Have drug companies intentionally ignored vaccine research because the market of infected people taking drugs for life is more lucrative?
I don’t believe the drug companies are doing this intentionally, in a nefarious way. But it’s true that the financial incentive to make vaccines is simply not that great as compared to drugs. A vaccine -- you go get your three shots, you’re done. That’s it, bye. And there are bigger liability issues with vaccines than with drugs. What if your vaccine hurts someone? It’s going into a perfectly healthy person. Finally, it’s a sketchy market. How many people will buy your vaccine? I document in my book that nobody has a clue. Will gay men line up? College kids? Will parents take their kids to get vaccinated for AIDS along with polio? Will companies be expected to give the vaccine away for free to the developing world?
Your emphasis on urgency reminds me that people with HIV often say the disease has taught them how to live, because you only have today.
I agree with the philosophy. I want to create a body of work that when I’m on my deathbed, I look back and say I did something that mattered. But I had that feeling before I began covering AIDS. I have my own chronic illness, ulcerative colitis. And my disease is debilitating, too -- not in a life-threatening sense but in day-to-day living a life. When it flares up, I go to the bathroom about 20 or 30 times a day and get incredible stomach pains. I’m supposed to take 16 pills a day, and I have a tremendously difficult time doing that. I have a dream and a will to be healthy, but I also like things that are bad for me like coffee. So I also understand the way that you-only-have-today because even if it makes my stomach churn, well, I’m having my cup of coffee.
Your book seems driven by a moral passion that sometimes verges on despair.

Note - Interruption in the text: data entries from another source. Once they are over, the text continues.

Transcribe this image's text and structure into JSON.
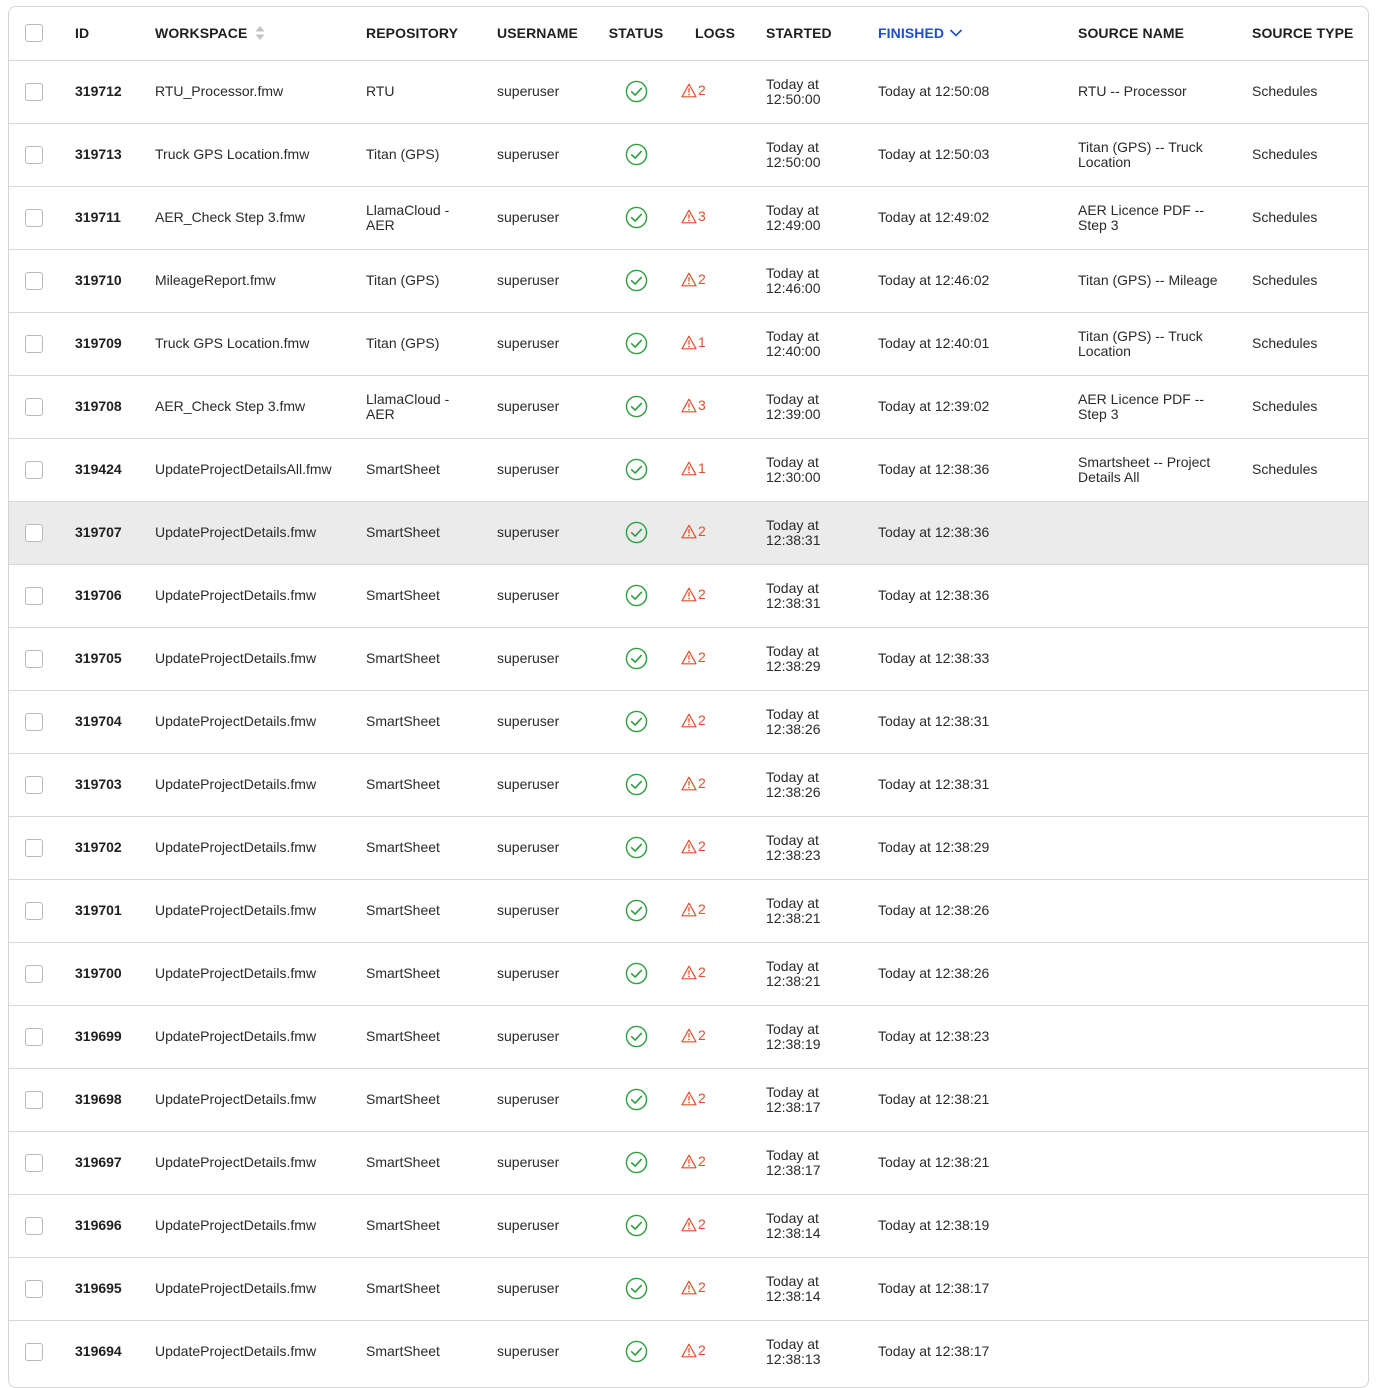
{
  "header": {
    "id": "ID",
    "workspace": "WORKSPACE",
    "repository": "REPOSITORY",
    "username": "USERNAME",
    "status": "STATUS",
    "logs": "LOGS",
    "started": "STARTED",
    "finished": "FINISHED",
    "source_name": "SOURCE NAME",
    "source_type": "SOURCE TYPE"
  },
  "sort": {
    "column": "finished",
    "direction": "descending"
  },
  "colors": {
    "accent": "#1f4fc6",
    "success": "#2e9e3e",
    "warning": "#e0502d",
    "hover_row": "#ebebeb"
  },
  "icons": {
    "status_ok": "check-circle-icon",
    "logs_warning": "warning-triangle-icon",
    "sortable": "sort-icon",
    "sorted": "chevron-down-icon"
  },
  "hovered_row": 7,
  "rows": [
    {
      "id": "319712",
      "workspace": "RTU_Processor.fmw",
      "repository": "RTU",
      "username": "superuser",
      "status": "success",
      "logs": "2",
      "started": "Today at 12:50:00",
      "finished": "Today at 12:50:08",
      "source_name": "RTU -- Processor",
      "source_type": "Schedules"
    },
    {
      "id": "319713",
      "workspace": "Truck GPS Location.fmw",
      "repository": "Titan (GPS)",
      "username": "superuser",
      "status": "success",
      "logs": "",
      "started": "Today at 12:50:00",
      "finished": "Today at 12:50:03",
      "source_name": "Titan (GPS) -- Truck Location",
      "source_type": "Schedules"
    },
    {
      "id": "319711",
      "workspace": "AER_Check Step 3.fmw",
      "repository": "LlamaCloud - AER",
      "username": "superuser",
      "status": "success",
      "logs": "3",
      "started": "Today at 12:49:00",
      "finished": "Today at 12:49:02",
      "source_name": "AER Licence PDF -- Step 3",
      "source_type": "Schedules"
    },
    {
      "id": "319710",
      "workspace": "MileageReport.fmw",
      "repository": "Titan (GPS)",
      "username": "superuser",
      "status": "success",
      "logs": "2",
      "started": "Today at 12:46:00",
      "finished": "Today at 12:46:02",
      "source_name": "Titan (GPS) -- Mileage",
      "source_type": "Schedules"
    },
    {
      "id": "319709",
      "workspace": "Truck GPS Location.fmw",
      "repository": "Titan (GPS)",
      "username": "superuser",
      "status": "success",
      "logs": "1",
      "started": "Today at 12:40:00",
      "finished": "Today at 12:40:01",
      "source_name": "Titan (GPS) -- Truck Location",
      "source_type": "Schedules"
    },
    {
      "id": "319708",
      "workspace": "AER_Check Step 3.fmw",
      "repository": "LlamaCloud - AER",
      "username": "superuser",
      "status": "success",
      "logs": "3",
      "started": "Today at 12:39:00",
      "finished": "Today at 12:39:02",
      "source_name": "AER Licence PDF -- Step 3",
      "source_type": "Schedules"
    },
    {
      "id": "319424",
      "workspace": "UpdateProjectDetailsAll.fmw",
      "repository": "SmartSheet",
      "username": "superuser",
      "status": "success",
      "logs": "1",
      "started": "Today at 12:30:00",
      "finished": "Today at 12:38:36",
      "source_name": "Smartsheet -- Project Details All",
      "source_type": "Schedules"
    },
    {
      "id": "319707",
      "workspace": "UpdateProjectDetails.fmw",
      "repository": "SmartSheet",
      "username": "superuser",
      "status": "success",
      "logs": "2",
      "started": "Today at 12:38:31",
      "finished": "Today at 12:38:36",
      "source_name": "",
      "source_type": ""
    },
    {
      "id": "319706",
      "workspace": "UpdateProjectDetails.fmw",
      "repository": "SmartSheet",
      "username": "superuser",
      "status": "success",
      "logs": "2",
      "started": "Today at 12:38:31",
      "finished": "Today at 12:38:36",
      "source_name": "",
      "source_type": ""
    },
    {
      "id": "319705",
      "workspace": "UpdateProjectDetails.fmw",
      "repository": "SmartSheet",
      "username": "superuser",
      "status": "success",
      "logs": "2",
      "started": "Today at 12:38:29",
      "finished": "Today at 12:38:33",
      "source_name": "",
      "source_type": ""
    },
    {
      "id": "319704",
      "workspace": "UpdateProjectDetails.fmw",
      "repository": "SmartSheet",
      "username": "superuser",
      "status": "success",
      "logs": "2",
      "started": "Today at 12:38:26",
      "finished": "Today at 12:38:31",
      "source_name": "",
      "source_type": ""
    },
    {
      "id": "319703",
      "workspace": "UpdateProjectDetails.fmw",
      "repository": "SmartSheet",
      "username": "superuser",
      "status": "success",
      "logs": "2",
      "started": "Today at 12:38:26",
      "finished": "Today at 12:38:31",
      "source_name": "",
      "source_type": ""
    },
    {
      "id": "319702",
      "workspace": "UpdateProjectDetails.fmw",
      "repository": "SmartSheet",
      "username": "superuser",
      "status": "success",
      "logs": "2",
      "started": "Today at 12:38:23",
      "finished": "Today at 12:38:29",
      "source_name": "",
      "source_type": ""
    },
    {
      "id": "319701",
      "workspace": "UpdateProjectDetails.fmw",
      "repository": "SmartSheet",
      "username": "superuser",
      "status": "success",
      "logs": "2",
      "started": "Today at 12:38:21",
      "finished": "Today at 12:38:26",
      "source_name": "",
      "source_type": ""
    },
    {
      "id": "319700",
      "workspace": "UpdateProjectDetails.fmw",
      "repository": "SmartSheet",
      "username": "superuser",
      "status": "success",
      "logs": "2",
      "started": "Today at 12:38:21",
      "finished": "Today at 12:38:26",
      "source_name": "",
      "source_type": ""
    },
    {
      "id": "319699",
      "workspace": "UpdateProjectDetails.fmw",
      "repository": "SmartSheet",
      "username": "superuser",
      "status": "success",
      "logs": "2",
      "started": "Today at 12:38:19",
      "finished": "Today at 12:38:23",
      "source_name": "",
      "source_type": ""
    },
    {
      "id": "319698",
      "workspace": "UpdateProjectDetails.fmw",
      "repository": "SmartSheet",
      "username": "superuser",
      "status": "success",
      "logs": "2",
      "started": "Today at 12:38:17",
      "finished": "Today at 12:38:21",
      "source_name": "",
      "source_type": ""
    },
    {
      "id": "319697",
      "workspace": "UpdateProjectDetails.fmw",
      "repository": "SmartSheet",
      "username": "superuser",
      "status": "success",
      "logs": "2",
      "started": "Today at 12:38:17",
      "finished": "Today at 12:38:21",
      "source_name": "",
      "source_type": ""
    },
    {
      "id": "319696",
      "workspace": "UpdateProjectDetails.fmw",
      "repository": "SmartSheet",
      "username": "superuser",
      "status": "success",
      "logs": "2",
      "started": "Today at 12:38:14",
      "finished": "Today at 12:38:19",
      "source_name": "",
      "source_type": ""
    },
    {
      "id": "319695",
      "workspace": "UpdateProjectDetails.fmw",
      "repository": "SmartSheet",
      "username": "superuser",
      "status": "success",
      "logs": "2",
      "started": "Today at 12:38:14",
      "finished": "Today at 12:38:17",
      "source_name": "",
      "source_type": ""
    },
    {
      "id": "319694",
      "workspace": "UpdateProjectDetails.fmw",
      "repository": "SmartSheet",
      "username": "superuser",
      "status": "success",
      "logs": "2",
      "started": "Today at 12:38:13",
      "finished": "Today at 12:38:17",
      "source_name": "",
      "source_type": ""
    }
  ]
}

You know, as a reporter covering AIDS around the world, I go in to, say, a South African village where 50, 100 people are dying in a single hospital ward, I take notes, I file my story, and then I come home and I’m just terribly depressed by it. I think that depression -- that sense of vulnerability, of fear, of compassion -- has been entirely missing from the vaccine enterprise. Not from individual scientists, but from the AIDS community. That’s why the polio example works so well, because mothers went door to door with pictures of children in iron lungs, on crutches. Each of us must behave as if our own life is on the line. And when that happens, I’ll stand down. I’ll zip my lips.